THE INVESTIGATION OF POPULATION HETEROGENEITY OF PARENTAL INVOLVEMENT IN ENGLISH LANGUAGE LEARNERS WITH FACTOR MIXTURE
Abstract
Parental involvement is an influential factor for child's positive learning outcomes, as well as their social, cognitive, and emotional development. However, few studies have evaluated the effects of parental involvement with English Language Learners (ELL). As ELL students are an underrepresented population that makes up a burgeoning population in the U.S, this student subpopulation appears to benefit significantly from parental involvement, at least in terms of the empirical studies that exist. Nevertheless, empirical studies have found that parents of ELL students are less likely to become involved in their children's academic activities than other parents due to many factors. Thus, the purpose of this study is to classify and examine parental involvement with ELL students through factor mixture modeling. Factor mixture model can accurately differentiate subgroups and allow for the examination of individual differences within each identified class. The identification of different subpopulation membership of parental involvement are of primary interest for this study because they assist researchers in understanding parent subgroups with respect to their level of involvement.
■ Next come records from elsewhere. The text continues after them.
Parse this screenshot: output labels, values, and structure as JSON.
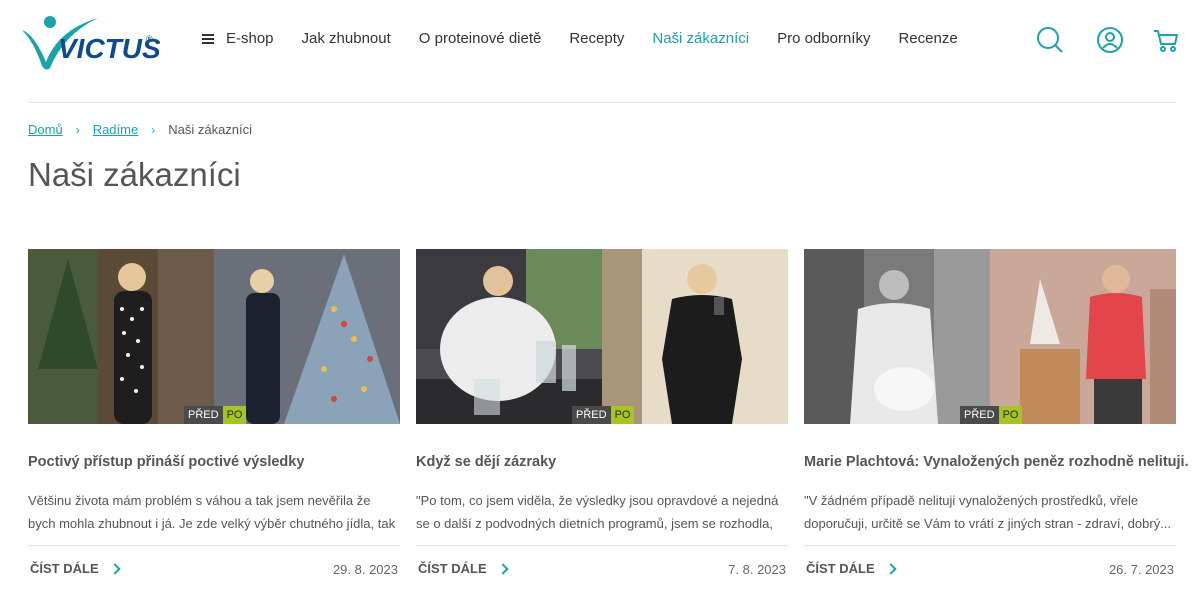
{
  "brand": {
    "logo_text": "VICTUS",
    "trademark": "®",
    "colors": {
      "teal": "#1aa3a8",
      "navy": "#0d4a8f",
      "lime": "#a6c524"
    }
  },
  "nav": {
    "items": [
      {
        "label": "E-shop",
        "icon": "hamburger-icon"
      },
      {
        "label": "Jak zhubnout"
      },
      {
        "label": "O proteinové dietě"
      },
      {
        "label": "Recepty"
      },
      {
        "label": "Naši zákazníci",
        "active": true
      },
      {
        "label": "Pro odborníky"
      },
      {
        "label": "Recenze"
      }
    ],
    "icons": [
      "search-icon",
      "user-icon",
      "cart-icon"
    ]
  },
  "breadcrumb": {
    "home": "Domů",
    "parent": "Radíme",
    "current": "Naši zákazníci"
  },
  "page": {
    "title": "Naši zákazníci"
  },
  "cards": [
    {
      "badge_before": "PŘED",
      "badge_after": "PO",
      "title": "Poctivý přístup přináší poctivé výsledky",
      "excerpt": "Většinu života mám problém s váhou a tak jsem nevěřila že bych mohla zhubnout i já. Je zde velký výběr chutného jídla, tak si...",
      "more_label": "ČÍST DÁLE",
      "date": "29. 8. 2023"
    },
    {
      "badge_before": "PŘED",
      "badge_after": "PO",
      "title": "Když se dějí zázraky",
      "excerpt": "\"Po tom, co jsem viděla, že výsledky jsou opravdové a nejedná se o další z podvodných dietních programů, jsem se rozhodla, že to...",
      "more_label": "ČÍST DÁLE",
      "date": "7. 8. 2023"
    },
    {
      "badge_before": "PŘED",
      "badge_after": "PO",
      "title": "Marie Plachtová: Vynaložených peněz rozhodně nelituji.",
      "excerpt": "\"V žádném případě nelituji vynaložených prostředků, vřele doporučuji, určitě se Vám to vrátí z jiných stran - zdraví, dobrý...",
      "more_label": "ČÍST DÁLE",
      "date": "26. 7. 2023"
    }
  ]
}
The factor mixture model that combines dimensional and categorical structures in one analysis can provide a more flexible framework and advantages over the conventional models. Therefore, this study evaluated whether latent class, factor analysis, and factor mixture model provides good model data fit using 2002 Education Longitudinal data for parental involvement in English Language Learners. The results support a two-class two-factor Factor Mixture Model-3 model that provides the most parsimonious solution for the data. This suggests the factor has different meaning in each class due to the violation of a strong factorial invariance.